Dear Editor,

Dear Editor, I enjoyed reading the article on "Address Authentication" in the March 2013 edition of The Internet Protocol Journal (Volume 16, No. 1), but I couldn't help thinking to myself how the widespread adoption of the use of IPv6 Privacy Addresses (RFC 4941) would affect some of the assertions in the article about the relative merits of using IPv6 addresses for authentication. With both Microsoft and Apple operating systems now implementing IPv6 Privacy Addresses, it is now effectively impossible for any user authentication service to assume that a presented IPv6 address is going to remain constant over time. It is probably safer to assume that such IPv6 addresses are in fact not constant at all, and not to use them in any context of authentication. Given that the widespread use of NATs in IPv4 leads one to the same basic conclusion about using IPv4 addresses for authentication, isn't the best advice these days to avoid "Address Authentication" as it is applied to Internet end users?

Regards,

—Geoff Huston
gih@apnic.net

The author responds:

I agree with Geoff's comments. My article explores the idea that IPv6 may be more "trustworthy," but it concludes by recommending against using any IP address as a form of authentication.

IPv4 addresses will be far less "trustworthy" with the introduction of Carrier-Grade NATs or Large-Scale NATs. We will not be able to trust IPv6 addresses if the interface identifier changes frequently.
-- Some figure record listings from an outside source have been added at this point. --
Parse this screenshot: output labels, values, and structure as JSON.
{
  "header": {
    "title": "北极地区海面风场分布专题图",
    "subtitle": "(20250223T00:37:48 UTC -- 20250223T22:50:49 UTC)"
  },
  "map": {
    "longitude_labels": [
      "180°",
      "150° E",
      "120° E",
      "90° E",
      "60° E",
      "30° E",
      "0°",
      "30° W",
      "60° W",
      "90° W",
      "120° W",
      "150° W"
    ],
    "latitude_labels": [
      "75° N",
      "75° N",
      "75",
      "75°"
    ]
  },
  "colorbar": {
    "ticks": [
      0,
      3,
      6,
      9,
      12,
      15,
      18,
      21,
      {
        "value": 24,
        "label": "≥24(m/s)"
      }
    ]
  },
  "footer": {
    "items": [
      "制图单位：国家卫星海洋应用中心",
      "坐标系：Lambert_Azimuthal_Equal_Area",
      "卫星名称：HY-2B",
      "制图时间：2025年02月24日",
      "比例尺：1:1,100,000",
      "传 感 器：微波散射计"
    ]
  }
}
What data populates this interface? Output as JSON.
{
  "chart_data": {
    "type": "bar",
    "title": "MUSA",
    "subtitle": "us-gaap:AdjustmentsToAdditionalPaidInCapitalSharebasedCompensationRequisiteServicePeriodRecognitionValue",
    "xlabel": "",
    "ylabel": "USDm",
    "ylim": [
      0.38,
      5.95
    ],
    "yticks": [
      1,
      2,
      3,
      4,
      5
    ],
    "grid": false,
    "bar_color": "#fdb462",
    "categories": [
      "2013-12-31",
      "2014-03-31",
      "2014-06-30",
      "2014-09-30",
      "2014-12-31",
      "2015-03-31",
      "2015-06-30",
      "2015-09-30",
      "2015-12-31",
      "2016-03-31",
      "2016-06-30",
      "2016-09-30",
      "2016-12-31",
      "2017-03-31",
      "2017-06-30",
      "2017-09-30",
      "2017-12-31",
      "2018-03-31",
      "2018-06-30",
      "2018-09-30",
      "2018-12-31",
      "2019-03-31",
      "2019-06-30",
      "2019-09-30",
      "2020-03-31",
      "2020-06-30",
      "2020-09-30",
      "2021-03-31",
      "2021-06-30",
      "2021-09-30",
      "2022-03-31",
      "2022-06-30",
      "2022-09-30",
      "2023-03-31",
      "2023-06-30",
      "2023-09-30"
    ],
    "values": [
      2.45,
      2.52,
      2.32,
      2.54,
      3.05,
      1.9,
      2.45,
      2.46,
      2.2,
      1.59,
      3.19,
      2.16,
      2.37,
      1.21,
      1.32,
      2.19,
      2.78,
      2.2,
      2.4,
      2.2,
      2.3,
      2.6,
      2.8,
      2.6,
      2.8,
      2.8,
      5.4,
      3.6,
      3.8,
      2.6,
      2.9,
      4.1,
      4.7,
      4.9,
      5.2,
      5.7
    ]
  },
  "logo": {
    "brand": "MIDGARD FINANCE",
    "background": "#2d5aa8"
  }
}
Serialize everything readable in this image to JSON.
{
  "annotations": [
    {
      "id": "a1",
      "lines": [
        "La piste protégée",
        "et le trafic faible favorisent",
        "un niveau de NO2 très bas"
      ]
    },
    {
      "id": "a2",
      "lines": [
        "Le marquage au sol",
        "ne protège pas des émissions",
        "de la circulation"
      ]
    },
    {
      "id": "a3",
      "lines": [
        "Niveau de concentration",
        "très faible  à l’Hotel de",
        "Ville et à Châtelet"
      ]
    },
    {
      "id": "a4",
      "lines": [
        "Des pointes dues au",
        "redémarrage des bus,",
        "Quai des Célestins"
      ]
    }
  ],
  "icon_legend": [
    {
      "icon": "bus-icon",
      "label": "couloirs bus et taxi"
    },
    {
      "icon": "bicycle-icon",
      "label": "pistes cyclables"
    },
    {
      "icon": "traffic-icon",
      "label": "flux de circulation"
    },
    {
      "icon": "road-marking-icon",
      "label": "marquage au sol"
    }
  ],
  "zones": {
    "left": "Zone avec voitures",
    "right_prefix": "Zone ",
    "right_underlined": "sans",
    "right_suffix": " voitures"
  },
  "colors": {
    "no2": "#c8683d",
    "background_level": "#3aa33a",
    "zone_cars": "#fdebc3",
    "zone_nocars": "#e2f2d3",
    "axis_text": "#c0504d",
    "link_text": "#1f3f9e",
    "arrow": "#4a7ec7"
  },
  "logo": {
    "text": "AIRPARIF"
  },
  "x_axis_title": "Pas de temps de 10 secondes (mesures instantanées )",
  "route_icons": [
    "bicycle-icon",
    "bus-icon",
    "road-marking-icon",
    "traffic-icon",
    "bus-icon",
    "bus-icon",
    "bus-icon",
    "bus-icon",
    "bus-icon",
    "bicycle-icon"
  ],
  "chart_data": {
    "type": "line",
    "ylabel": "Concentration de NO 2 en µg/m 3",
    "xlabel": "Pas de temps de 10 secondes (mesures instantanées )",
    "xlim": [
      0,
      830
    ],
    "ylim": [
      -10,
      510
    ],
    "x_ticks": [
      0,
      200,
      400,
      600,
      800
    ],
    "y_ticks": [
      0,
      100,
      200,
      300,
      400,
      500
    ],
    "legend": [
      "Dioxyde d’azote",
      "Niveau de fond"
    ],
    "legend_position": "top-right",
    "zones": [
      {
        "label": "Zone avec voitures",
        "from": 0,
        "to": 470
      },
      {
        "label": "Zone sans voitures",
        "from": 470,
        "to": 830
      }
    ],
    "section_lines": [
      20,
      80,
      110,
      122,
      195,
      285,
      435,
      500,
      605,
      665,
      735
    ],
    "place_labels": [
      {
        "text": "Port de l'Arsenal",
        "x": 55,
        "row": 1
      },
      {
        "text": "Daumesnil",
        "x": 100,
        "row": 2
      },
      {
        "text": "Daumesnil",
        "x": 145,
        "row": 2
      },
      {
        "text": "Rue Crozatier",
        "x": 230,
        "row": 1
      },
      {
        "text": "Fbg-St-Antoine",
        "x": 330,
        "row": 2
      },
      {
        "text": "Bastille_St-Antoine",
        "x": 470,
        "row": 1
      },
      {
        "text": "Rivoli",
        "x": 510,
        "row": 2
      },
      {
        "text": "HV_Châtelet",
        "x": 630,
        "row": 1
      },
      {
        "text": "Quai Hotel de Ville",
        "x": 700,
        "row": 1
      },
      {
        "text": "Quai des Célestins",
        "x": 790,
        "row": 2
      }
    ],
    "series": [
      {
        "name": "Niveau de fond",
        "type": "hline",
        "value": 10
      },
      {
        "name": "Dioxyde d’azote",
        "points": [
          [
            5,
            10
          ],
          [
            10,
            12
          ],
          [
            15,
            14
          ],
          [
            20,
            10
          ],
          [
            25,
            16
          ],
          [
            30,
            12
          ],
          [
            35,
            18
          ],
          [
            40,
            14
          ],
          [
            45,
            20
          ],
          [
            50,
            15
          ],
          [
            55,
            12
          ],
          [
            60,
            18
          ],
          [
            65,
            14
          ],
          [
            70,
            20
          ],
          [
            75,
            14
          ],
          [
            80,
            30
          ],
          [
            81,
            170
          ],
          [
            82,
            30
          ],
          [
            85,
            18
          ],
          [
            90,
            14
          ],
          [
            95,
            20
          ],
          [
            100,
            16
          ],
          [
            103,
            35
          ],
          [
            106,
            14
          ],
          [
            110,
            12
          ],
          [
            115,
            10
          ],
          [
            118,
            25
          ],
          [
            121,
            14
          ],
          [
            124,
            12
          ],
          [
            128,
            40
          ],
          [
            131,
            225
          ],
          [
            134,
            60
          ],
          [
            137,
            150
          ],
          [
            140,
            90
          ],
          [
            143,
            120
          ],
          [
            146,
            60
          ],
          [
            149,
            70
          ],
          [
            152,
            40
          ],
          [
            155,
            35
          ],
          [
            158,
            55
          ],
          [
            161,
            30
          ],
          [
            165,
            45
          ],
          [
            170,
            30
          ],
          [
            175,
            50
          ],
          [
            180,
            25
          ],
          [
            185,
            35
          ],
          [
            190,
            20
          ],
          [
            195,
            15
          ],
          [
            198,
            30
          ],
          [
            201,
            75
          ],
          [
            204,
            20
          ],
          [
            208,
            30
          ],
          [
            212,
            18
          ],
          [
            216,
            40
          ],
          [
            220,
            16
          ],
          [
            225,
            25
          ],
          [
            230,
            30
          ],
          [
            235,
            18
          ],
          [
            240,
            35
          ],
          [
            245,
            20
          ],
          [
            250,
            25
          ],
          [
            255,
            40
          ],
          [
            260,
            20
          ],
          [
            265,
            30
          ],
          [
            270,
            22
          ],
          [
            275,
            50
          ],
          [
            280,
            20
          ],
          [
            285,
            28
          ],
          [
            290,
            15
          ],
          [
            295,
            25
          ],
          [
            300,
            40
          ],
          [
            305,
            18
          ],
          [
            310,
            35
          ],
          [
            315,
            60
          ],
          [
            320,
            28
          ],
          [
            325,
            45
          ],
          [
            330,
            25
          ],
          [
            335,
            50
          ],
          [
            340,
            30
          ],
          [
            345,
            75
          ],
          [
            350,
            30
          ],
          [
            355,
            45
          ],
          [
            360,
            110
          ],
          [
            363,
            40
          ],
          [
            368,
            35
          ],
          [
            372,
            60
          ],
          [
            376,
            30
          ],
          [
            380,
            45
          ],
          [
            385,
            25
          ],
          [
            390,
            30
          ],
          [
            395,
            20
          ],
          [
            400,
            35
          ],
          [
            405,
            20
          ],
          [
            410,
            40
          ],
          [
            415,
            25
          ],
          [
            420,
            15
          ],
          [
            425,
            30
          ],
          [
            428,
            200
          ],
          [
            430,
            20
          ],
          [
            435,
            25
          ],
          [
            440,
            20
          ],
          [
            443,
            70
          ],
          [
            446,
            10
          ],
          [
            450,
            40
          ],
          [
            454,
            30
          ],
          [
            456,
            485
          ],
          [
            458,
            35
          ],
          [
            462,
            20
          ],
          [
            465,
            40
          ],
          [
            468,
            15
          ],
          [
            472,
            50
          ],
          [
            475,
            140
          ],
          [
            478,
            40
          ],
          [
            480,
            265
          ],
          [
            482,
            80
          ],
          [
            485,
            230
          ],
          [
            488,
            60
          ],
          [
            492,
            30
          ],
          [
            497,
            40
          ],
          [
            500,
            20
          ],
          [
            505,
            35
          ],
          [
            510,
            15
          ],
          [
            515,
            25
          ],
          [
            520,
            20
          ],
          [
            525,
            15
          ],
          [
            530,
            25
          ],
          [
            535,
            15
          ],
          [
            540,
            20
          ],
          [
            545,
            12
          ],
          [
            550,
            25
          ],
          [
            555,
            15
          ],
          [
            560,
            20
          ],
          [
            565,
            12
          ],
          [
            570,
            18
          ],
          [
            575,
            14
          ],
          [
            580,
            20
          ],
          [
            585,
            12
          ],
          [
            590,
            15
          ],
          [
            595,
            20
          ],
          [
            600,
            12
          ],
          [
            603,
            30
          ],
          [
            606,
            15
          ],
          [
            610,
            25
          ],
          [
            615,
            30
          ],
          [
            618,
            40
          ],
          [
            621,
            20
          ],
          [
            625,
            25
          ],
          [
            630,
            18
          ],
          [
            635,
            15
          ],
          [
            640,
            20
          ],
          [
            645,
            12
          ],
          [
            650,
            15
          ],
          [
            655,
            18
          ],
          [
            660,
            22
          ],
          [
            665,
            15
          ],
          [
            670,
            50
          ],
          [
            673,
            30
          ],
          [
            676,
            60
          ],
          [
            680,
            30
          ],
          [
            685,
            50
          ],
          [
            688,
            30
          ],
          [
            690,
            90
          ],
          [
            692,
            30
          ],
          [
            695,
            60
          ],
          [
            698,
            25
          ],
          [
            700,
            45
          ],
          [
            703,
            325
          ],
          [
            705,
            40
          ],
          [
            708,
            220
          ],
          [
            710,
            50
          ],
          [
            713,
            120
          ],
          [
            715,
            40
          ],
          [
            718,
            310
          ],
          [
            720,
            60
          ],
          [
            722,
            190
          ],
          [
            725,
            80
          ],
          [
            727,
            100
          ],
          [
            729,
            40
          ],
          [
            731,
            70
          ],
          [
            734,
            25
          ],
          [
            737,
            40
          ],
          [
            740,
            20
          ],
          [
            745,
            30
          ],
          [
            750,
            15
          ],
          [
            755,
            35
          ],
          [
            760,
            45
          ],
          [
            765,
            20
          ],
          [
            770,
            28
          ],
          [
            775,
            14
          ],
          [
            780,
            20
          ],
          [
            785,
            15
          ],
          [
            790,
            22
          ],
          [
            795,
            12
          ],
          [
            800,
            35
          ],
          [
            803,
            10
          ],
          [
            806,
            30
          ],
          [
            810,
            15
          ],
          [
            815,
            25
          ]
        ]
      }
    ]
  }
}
My expectation is that most enterprises would prefer Dynamic Host Configuration Protocol for IPv6 (DHCPv6) with randomized interface identifiers, but most broadband Internet access subscribers will use a Customer Premises Equipment (CPE) that uses Stateless Address Autoconfiguration (SLAAC) and Stateless DHCPv6. IPv6 offers the ability to perform traceback to the /64 subnet level. That feature is only slightly better than IPv4 traceback.